Reopening as the patch is reverted

This revision is now accepted and ready to land.Jul 6 2020, 6:05 PM
rupprecht requested changes to this revision.Jul 6 2020, 6:09 PM

I guess I should also request changes since there's a crash :)

This revision now requires changes to proceed.Jul 6 2020, 6:09 PM
anwel updated this revision to Diff 276391.Jul 8 2020, 5:48 AM

Hi, there was a bug concerning the location at which the new getelementptr instruction would be generated, thanks for catching this.
I have fixed the bug and derived a LoopVectorize test case from your C example.

dmgreen added inline comments.Jul 8 2020, 7:51 AM

Latch might be a better name here.


I think if you use x86 as a target (and needs it for the costing), the test needs to go into test/Transforms/LoopVectorize/X86 in case the target is not compiled in.


Also some of this might be able to be cleaned up, like the local_unnamed_addr, the metadata and all/most(?) of the attributes.

fhahn added inline comments.Jul 8 2020, 7:57 AM

It looks like the options above actually force vectorization with a certain factor.

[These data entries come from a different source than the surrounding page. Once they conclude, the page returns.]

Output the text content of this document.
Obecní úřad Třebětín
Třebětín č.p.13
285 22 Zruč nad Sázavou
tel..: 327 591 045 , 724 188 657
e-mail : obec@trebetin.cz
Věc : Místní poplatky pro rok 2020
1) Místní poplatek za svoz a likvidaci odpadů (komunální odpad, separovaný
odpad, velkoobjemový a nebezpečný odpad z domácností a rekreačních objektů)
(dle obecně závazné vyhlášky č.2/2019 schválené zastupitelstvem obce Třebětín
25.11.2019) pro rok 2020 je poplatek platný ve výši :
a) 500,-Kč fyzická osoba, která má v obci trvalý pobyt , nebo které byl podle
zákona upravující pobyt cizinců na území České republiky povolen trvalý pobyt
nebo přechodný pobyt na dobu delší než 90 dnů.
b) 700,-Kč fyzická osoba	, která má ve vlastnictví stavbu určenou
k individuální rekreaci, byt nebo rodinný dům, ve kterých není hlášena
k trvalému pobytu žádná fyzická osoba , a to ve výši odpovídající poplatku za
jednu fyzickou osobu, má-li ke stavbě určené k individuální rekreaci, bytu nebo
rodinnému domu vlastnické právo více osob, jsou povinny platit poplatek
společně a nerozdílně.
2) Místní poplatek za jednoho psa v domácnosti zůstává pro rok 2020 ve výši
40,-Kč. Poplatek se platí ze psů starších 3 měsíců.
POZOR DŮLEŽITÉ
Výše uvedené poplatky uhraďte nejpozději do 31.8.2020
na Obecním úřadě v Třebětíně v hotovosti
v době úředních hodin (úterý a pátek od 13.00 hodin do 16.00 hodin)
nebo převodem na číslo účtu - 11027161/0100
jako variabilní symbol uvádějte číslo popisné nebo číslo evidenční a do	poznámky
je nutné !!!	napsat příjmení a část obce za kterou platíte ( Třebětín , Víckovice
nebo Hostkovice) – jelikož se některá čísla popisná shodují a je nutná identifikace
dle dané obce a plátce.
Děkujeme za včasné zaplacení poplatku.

In that case, it Is probably best to remove the triple.

I'd also consider just checking the loop-vectorize output (without -dce -instcombine), if it is not too messy, as it makes the test more prone to break when something changes in instcombine. Also, it might be possible to only specifically check the IR related to the generated induction, rather than autogenerating the checks, which include a lot of relatively irrelevant stuff.

anwel updated this revision to Diff 276970.Fri, Jul 10, 3:03 AM
anwel marked 6 inline comments as done.

Revisited the new test to make it cleaner.


I thought it did need the target information to behave in the right way, but apparently I was mistaken - so no relocation necessary, I removed the target.


Thanks for the feedback, I don't have much experience writing opt tests so your advice is very welcome.

I have removed the triple and the meta data, after checking that we don't need them, and reduced the checks to, vector.body and the loop latch that changes the induction variable.


Should be a lot cleaner now.

dmgreen accepted this revision.Tue, Jul 14, 2:50 AM

Thanks. This LGTM.

Perhaps wait a few days until after the branch is taken though, to be on the safe side.

This revision was not accepted when it landed; it landed in state Needs Review.Fri, Jul 17, 5:35 AM
This revision was automatically updated to reflect the committed changes.